Labor disputes linger at three Carmel hotels; management calls on courts.
Thursday, September 8, 2011
A s many workers settled in for a Labor Day weekend of barbecues and beer, 120 Carmel hotel staffers and their supporters gathered Sept. 1 for a march from La Playa Hotel to Pine Inn, beating drums and chanting, “No contract, no peace.”
Unite Here Local 483 members say the quiet streets of Carmel-by-the-Sea are their new target. “Carmel’s the center of problems in the hotel industry right now,” says Mark Weller, the local’s project coordinator.
“It’s a place of bountiful wealth, some excess and good times,” says Ron Chesshire, CEO of the Monterey/Santa Cruz Building and Construction Trades Council. “But not for the workers.”
Local 483 is battling three separate hotels—La Playa, Pine Inn and Carmel Mission Inn—each for different reasons. What they have in common, union organizers say, is hotel management using the recession as an excuse to reach into some 200 workers’ pockets.
At La Playa, which is for sale, 122 employees received notices under the federal Worker Adjustment and Retraining Notification Act, advising them that new ownership could put their jobs in jeopardy. Now workers are calling for a guarantee that they can stay on. They’ve been negotiating their contract for more than a year with Marin County-based owner John Cope, who says he hasn’t taken a raise in five years.
Both the union and Cope say relations have been positive over the past 30 years. “I love my employees; I think they’re fabulous,” Cope says. “[But as a prospective owner] sees you marching with bullhorns, they don’t see you as a good partner.”
La Playa at least agreed to increases in pension plans for union members, something union reps say Pine Inn management is threatening to reduce or eliminate. They say Pine Inn is also trying to pull insurance benefits for family members. General Manager John Lloyd declined to comment.
The union at Carmel Mission Inn voted themselves out of Local 483 membership in January. But the union is now challenging that de-certification, and filed a complaint with the National Labor Relations Board alleging management illegally circulated the petition.
Since then, General Manager Bob Buescher says, Unite Here has organized protests as retaliation against Mission Inn workers for withdrawing from the union.

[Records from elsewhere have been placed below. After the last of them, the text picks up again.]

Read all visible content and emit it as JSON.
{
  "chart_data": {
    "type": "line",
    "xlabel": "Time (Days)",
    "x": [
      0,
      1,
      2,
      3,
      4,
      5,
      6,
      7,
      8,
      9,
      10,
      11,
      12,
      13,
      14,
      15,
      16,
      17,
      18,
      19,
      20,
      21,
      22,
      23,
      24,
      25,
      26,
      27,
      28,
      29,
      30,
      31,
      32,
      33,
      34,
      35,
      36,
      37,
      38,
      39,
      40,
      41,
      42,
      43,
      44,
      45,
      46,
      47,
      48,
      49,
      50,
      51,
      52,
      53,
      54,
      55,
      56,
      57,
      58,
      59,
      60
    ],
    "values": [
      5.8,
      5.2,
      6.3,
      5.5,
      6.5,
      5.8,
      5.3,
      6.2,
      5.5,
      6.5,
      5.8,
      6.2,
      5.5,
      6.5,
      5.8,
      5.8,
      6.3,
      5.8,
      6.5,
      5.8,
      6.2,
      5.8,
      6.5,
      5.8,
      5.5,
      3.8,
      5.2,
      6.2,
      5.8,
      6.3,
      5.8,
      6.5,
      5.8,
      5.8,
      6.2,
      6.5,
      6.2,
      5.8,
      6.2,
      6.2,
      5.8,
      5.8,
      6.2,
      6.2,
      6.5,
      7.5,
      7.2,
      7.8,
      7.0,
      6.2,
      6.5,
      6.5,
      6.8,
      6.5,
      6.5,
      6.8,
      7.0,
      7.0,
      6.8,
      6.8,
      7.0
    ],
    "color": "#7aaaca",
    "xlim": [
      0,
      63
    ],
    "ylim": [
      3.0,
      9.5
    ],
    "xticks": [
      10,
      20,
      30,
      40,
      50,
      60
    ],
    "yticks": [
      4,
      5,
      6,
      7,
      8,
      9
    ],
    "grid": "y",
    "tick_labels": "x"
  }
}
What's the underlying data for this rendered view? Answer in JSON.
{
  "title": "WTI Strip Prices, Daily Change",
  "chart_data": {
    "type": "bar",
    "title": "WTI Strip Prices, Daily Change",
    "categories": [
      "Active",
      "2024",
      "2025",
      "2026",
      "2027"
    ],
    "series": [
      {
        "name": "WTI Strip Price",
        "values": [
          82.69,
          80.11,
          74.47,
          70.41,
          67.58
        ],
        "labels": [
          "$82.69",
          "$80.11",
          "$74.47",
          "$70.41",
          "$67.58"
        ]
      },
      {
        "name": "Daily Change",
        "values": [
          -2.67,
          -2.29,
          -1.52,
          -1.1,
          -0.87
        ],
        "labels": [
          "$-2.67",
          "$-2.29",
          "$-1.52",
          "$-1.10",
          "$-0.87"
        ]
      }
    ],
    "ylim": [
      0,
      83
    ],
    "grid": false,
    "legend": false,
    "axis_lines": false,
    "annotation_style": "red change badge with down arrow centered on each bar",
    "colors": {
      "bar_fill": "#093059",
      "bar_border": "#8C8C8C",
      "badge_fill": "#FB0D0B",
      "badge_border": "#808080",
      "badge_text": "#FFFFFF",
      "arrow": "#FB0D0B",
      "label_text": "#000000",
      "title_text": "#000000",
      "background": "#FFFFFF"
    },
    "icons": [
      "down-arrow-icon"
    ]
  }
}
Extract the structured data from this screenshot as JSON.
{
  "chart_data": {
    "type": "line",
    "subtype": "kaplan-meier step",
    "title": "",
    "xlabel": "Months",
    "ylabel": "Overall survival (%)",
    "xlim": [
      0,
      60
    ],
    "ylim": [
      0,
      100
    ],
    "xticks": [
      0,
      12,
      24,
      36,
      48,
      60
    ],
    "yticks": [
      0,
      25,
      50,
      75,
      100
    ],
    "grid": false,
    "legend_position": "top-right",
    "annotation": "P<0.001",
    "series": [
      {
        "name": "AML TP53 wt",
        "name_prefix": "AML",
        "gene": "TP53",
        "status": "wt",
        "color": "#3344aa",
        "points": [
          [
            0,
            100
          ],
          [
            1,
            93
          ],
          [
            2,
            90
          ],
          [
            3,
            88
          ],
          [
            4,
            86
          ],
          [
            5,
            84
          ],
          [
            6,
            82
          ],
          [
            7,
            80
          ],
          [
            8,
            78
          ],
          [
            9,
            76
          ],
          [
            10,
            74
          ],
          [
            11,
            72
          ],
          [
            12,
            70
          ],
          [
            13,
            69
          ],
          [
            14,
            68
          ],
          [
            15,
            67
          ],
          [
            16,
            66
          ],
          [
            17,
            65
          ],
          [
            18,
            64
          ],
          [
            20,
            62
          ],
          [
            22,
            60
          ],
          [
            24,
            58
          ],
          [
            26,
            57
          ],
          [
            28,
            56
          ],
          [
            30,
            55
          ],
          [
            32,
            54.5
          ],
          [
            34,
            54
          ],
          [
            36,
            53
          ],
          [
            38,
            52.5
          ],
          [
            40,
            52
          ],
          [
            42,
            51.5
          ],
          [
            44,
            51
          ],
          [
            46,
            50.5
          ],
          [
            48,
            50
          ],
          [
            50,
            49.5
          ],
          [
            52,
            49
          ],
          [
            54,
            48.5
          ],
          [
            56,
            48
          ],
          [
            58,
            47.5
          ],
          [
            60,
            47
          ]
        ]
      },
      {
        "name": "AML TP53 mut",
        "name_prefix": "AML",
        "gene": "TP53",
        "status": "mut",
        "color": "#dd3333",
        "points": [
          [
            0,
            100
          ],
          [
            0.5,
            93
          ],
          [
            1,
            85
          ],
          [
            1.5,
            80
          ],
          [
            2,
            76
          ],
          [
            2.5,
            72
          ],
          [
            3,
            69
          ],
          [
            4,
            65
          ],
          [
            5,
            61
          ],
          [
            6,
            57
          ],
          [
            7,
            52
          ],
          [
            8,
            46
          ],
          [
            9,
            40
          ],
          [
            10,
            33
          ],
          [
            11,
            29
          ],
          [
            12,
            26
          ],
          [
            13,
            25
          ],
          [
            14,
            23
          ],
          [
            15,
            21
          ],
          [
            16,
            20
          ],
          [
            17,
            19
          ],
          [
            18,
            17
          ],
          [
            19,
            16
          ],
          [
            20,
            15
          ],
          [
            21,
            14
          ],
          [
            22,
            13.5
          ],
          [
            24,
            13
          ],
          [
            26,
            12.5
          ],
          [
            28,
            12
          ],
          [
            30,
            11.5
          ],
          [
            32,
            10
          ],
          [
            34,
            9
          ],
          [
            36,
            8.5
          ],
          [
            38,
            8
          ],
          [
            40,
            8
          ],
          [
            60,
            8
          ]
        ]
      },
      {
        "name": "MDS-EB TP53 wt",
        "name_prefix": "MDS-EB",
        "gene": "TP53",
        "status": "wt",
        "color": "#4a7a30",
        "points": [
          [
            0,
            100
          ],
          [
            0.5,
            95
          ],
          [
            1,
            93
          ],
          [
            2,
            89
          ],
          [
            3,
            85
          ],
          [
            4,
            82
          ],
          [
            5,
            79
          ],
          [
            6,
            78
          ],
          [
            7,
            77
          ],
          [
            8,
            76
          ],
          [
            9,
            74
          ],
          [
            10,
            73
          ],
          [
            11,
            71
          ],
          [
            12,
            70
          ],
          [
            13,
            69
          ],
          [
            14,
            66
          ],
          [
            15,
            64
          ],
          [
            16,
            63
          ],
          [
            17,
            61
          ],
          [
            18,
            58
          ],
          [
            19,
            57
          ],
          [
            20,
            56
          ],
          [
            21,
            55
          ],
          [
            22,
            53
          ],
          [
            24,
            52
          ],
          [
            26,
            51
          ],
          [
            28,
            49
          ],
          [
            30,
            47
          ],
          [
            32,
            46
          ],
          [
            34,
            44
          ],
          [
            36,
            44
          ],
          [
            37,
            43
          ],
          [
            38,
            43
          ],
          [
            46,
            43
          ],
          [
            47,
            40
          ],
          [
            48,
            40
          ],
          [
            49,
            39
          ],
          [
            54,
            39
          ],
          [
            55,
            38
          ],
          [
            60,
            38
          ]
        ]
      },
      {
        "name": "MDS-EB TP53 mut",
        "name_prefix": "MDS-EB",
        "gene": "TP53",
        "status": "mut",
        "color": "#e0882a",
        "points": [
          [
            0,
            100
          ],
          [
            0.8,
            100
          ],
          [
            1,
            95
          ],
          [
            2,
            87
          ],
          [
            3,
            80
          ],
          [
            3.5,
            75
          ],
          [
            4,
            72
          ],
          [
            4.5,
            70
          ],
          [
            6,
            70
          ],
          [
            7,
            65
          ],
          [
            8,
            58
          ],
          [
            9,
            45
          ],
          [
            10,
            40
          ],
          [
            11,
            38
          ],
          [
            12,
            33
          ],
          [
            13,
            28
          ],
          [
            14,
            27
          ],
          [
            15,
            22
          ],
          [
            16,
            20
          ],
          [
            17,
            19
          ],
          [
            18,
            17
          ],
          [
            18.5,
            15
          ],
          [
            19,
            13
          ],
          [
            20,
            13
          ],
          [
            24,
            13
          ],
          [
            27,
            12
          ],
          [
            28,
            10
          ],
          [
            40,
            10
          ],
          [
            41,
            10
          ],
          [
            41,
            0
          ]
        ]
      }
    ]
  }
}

He claims his workers haven’t participated. “It’s an attempt to punish the employees, and early in the morning purely to disrupt and terrorize hotel guests,” he says.
But union representatives say those workers are the backbone of afternoon picketing and the occasional 6am rally.
Carmel Mission Inn managers filed a complaint Aug. 16 with Monterey County Superior Court for an injunction against the union’s recent early-morning protests, which they claim drive business away.
Meanwhile, the hotel business shows signs of picking up. After a 14 percent drop in transit occupancy tax revenue in 2008-09, Carmel’s numbers are again approaching 2007 values; the 2010-11 fiscal year saw almost $4 million in TOT taxes, which provide about a third of Carmel’s revenue.
Pending a Sept. 7 hearing on the Carmel Mission Inn injunction, Local 483 plans to continue protesting. For now, their lawyers have agreed to limit appearances to a 9am-8pm window.
But the union isn’t going anywhere. Chris Fitz, Local 483’s community organizer, says, “We win these fights when we are relentless.”